Independientemente de la crisis que vive el país, hay algunas burbujas en las que vive una parte, minoritaria pero importante, de la población, que tiene acceso a divisas y alta capacidad de compra. No me refiero sólo a los beneficiarios de la corrupción, que sin duda forman parte de este cluster, sino a muchas personas que han acumulado ahorros a lo largo de sus vidas en un país que tenía probablemente las mayores oportunidades de la región y una moneda sobrevaluada y donde cualquier tenedor de capitales racional decidía mantener sus ahorros en el exterior, para protegerlos de los riesgos internos de la batalla política. Otros miembros de este grupo son los auto generadores de divisas, formados por quienes exportan bienes y servicios, reciben compensaciones salariales en moneda extranjera, operan en frontera, prestan servicios por internet, operan criptomonedas, los contrabandistas, operadores de oro y otras actividades ilegales como el narcotráfico. Finalmente están también los receptores de remesas, quienes aunque con mucho menor poder de compra que los anteriores, algunos se convierten en consumidores intensos.
Esa división entre los que tienen acceso a divisas y los que sólo dependen de sus ingresos en bolívares, nos explica la evidente contradicción de un país donde hay personas que minan en el Río de Aguas Negras (El Guaire) o buscan comida en la basura, mientras otros buscan “Nutella” de un kilo o mantequilla de maní JIF en un bodegón repleto de delicatessen vendidas en dólares.

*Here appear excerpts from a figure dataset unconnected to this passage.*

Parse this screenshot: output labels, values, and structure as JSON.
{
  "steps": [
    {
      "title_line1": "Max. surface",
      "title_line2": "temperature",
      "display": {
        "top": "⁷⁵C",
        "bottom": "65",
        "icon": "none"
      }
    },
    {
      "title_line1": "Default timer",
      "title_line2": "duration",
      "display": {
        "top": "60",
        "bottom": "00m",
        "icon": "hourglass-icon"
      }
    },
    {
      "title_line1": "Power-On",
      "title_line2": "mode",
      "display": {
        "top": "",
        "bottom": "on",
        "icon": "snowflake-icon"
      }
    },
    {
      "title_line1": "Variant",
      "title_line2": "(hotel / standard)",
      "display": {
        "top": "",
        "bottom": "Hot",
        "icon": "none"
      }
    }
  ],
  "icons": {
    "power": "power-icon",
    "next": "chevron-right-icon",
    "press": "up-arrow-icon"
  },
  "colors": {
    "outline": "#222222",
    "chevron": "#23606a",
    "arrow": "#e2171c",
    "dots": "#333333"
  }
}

El tamaño real de la burbuja es muy difícil de estimar, pero los estudios nos indican que el pedazo más fuerte en consumo y con capacidad de compra realmente elevada se acerca al 15% de la población total. Es un grupo pequeño si lo comparamos con la capacidad de compra histórica de la Venezuela rica, pero en número de personas es más grande que Panamá completa y equivalente a un país mucho más grande si sólo comparamos su clase alta y de consumo, lo que explica porque, pese a la crisis, hay segmentos hiperactivos de la población que compran sin muchas limitaciones, viajan, consumen en los restaurantes de lujo y se divierten.
En paralelo a esa Venezuela, que sigue demandando y consumiendo, preferentemente productos importados, hoy estimulados por el regreso de la sobrevalución, convive una mayoría contundente de los venezolanos dependiente de los subsidios estatales (como los CLAPs y los bonos del Estado) con los que mal vive. Las políticas sociales no logran cambiar su opinión negativa sobre el gobierno, pero si la hace controlable socialmente ante el miedo de perder lo poco que recibe.
El gobierno ya no tiene capacidad de estabilizar la economía y se quedó pegado en una estrategia de encaje legal que restringe liquidez y crédito para parar artificialmente la devaluación y la inflación, a costa de poner en riesgo a la banca y a la industria local y se vio obligado a abrir de facto la economía, permitiendo aumentos compulsivos de precios y cambio (sin anuncios, ni decretos), pero su capacidad de rescatar equilibrios es mínima al hacerlo sin confianza alguna de los agentes económicos y con el mundo moderno cerrado por las sanciones. Así las cosas.